Sr-doping effects on piezoelectric and dielectric properties of lead-free barium titanate via molecular dynamics approach.

The study investigated the effects of Sr-doping on BaTiO₃ regarding the mean square displacement, diffusion coefficient, polarization-strain response, dielectric constant, and dielectric loss. Initially, increasing strontium doping up to 6% enhanced the mean square displacement (from 0.211 to 0.218 Å) and the diffusion coefficient (from 0.361 to 0.380 nm/ns) due to improved atomic mobility and lattice dynamics. However, further doping to 8% caused a decrease in both the mean square displacement and the diffusion coefficient, due to structural disorder and defects that impeded atomic movement. Similarly, the piezoelectric coefficient increased from 273.07 pC/N to 321.15 pC/N with 6% doping but declined to 308.65 pC/N at 8%. This indicated enhanced polarization at moderate doping levels but reduced performance due to excess impurities.
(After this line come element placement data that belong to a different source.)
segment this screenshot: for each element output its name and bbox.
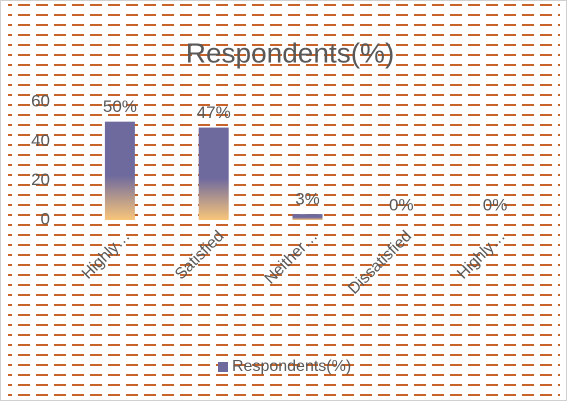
chart-title: Respondents(%) <box>186 37 395 68</box>
value-label: 50% <box>103 97 137 116</box>
legend-label: Respondents(%) <box>232 358 351 375</box>
bar <box>104 121 135 220</box>
value-label: 47% <box>197 103 231 122</box>
y-tick-label: 0 <box>41 209 50 228</box>
value-label: 0% <box>389 195 414 214</box>
bar <box>292 214 323 220</box>
value-label: 3% <box>295 190 320 209</box>
legend-swatch <box>218 362 228 372</box>
value-label: 0% <box>483 195 508 214</box>
bar <box>198 127 229 220</box>
y-tick-label: 20 <box>31 170 50 189</box>
y-tick-label: 60 <box>31 91 50 110</box>
background-pattern <box>8 4 560 396</box>
y-tick-label: 40 <box>31 131 50 150</box>
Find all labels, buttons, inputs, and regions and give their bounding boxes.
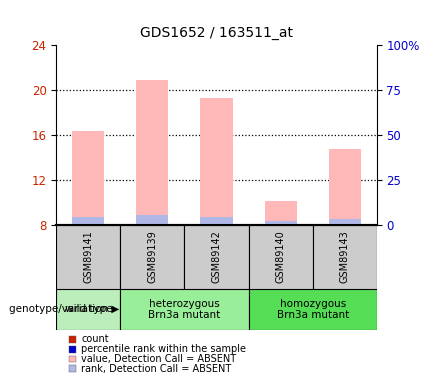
- Bar: [184, 225, 249, 289]
- Bar: [56, 289, 120, 330]
- Text: heterozygous
Brn3a mutant: heterozygous Brn3a mutant: [149, 298, 220, 320]
- Bar: [120, 289, 249, 330]
- Text: GSM89143: GSM89143: [339, 231, 350, 283]
- Text: GSM89140: GSM89140: [275, 231, 286, 283]
- Text: GSM89141: GSM89141: [83, 231, 94, 283]
- Bar: [136, 215, 168, 225]
- Bar: [329, 148, 361, 225]
- Bar: [265, 220, 297, 225]
- Bar: [249, 225, 313, 289]
- Bar: [72, 217, 104, 225]
- Bar: [329, 219, 361, 225]
- Bar: [313, 225, 377, 289]
- Bar: [249, 289, 377, 330]
- Text: GSM89142: GSM89142: [211, 230, 222, 284]
- Bar: [56, 225, 120, 289]
- Text: GSM89139: GSM89139: [147, 231, 158, 283]
- Bar: [120, 225, 184, 289]
- Text: value, Detection Call = ABSENT: value, Detection Call = ABSENT: [81, 354, 236, 364]
- Bar: [200, 98, 233, 225]
- Text: count: count: [81, 334, 109, 344]
- Bar: [200, 217, 233, 225]
- Text: rank, Detection Call = ABSENT: rank, Detection Call = ABSENT: [81, 364, 232, 374]
- Bar: [72, 130, 104, 225]
- Title: GDS1652 / 163511_at: GDS1652 / 163511_at: [140, 26, 293, 40]
- Text: percentile rank within the sample: percentile rank within the sample: [81, 344, 246, 354]
- Text: genotype/variation ▶: genotype/variation ▶: [9, 304, 119, 314]
- Bar: [265, 201, 297, 225]
- Text: wild type: wild type: [65, 304, 112, 314]
- Text: homozygous
Brn3a mutant: homozygous Brn3a mutant: [277, 298, 349, 320]
- Bar: [136, 80, 168, 225]
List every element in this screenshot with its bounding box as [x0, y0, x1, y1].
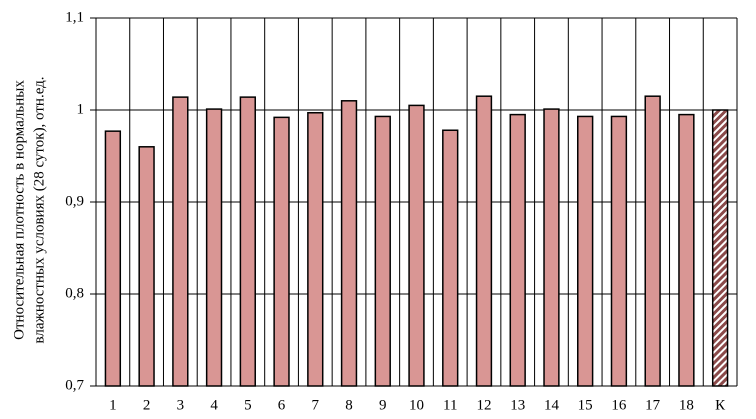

The dielectric constant arose from 76 to 85 with 6% strontium but decreased to 80 at 8%, reflecting increased ferroelectric properties followed by structural degradation. Lastly, dielectric loss increased from 0.06 to 0.08 with 6% doping and then decreased to 0.073 at 8%. This suggested that while ionic mobility initially improved energy loss, excessive doping led to inefficiencies. Overall, optimal strontium doping enhanced the material's ferroelectric and piezoelectric properties, while excessive doping introduced detrimental effects.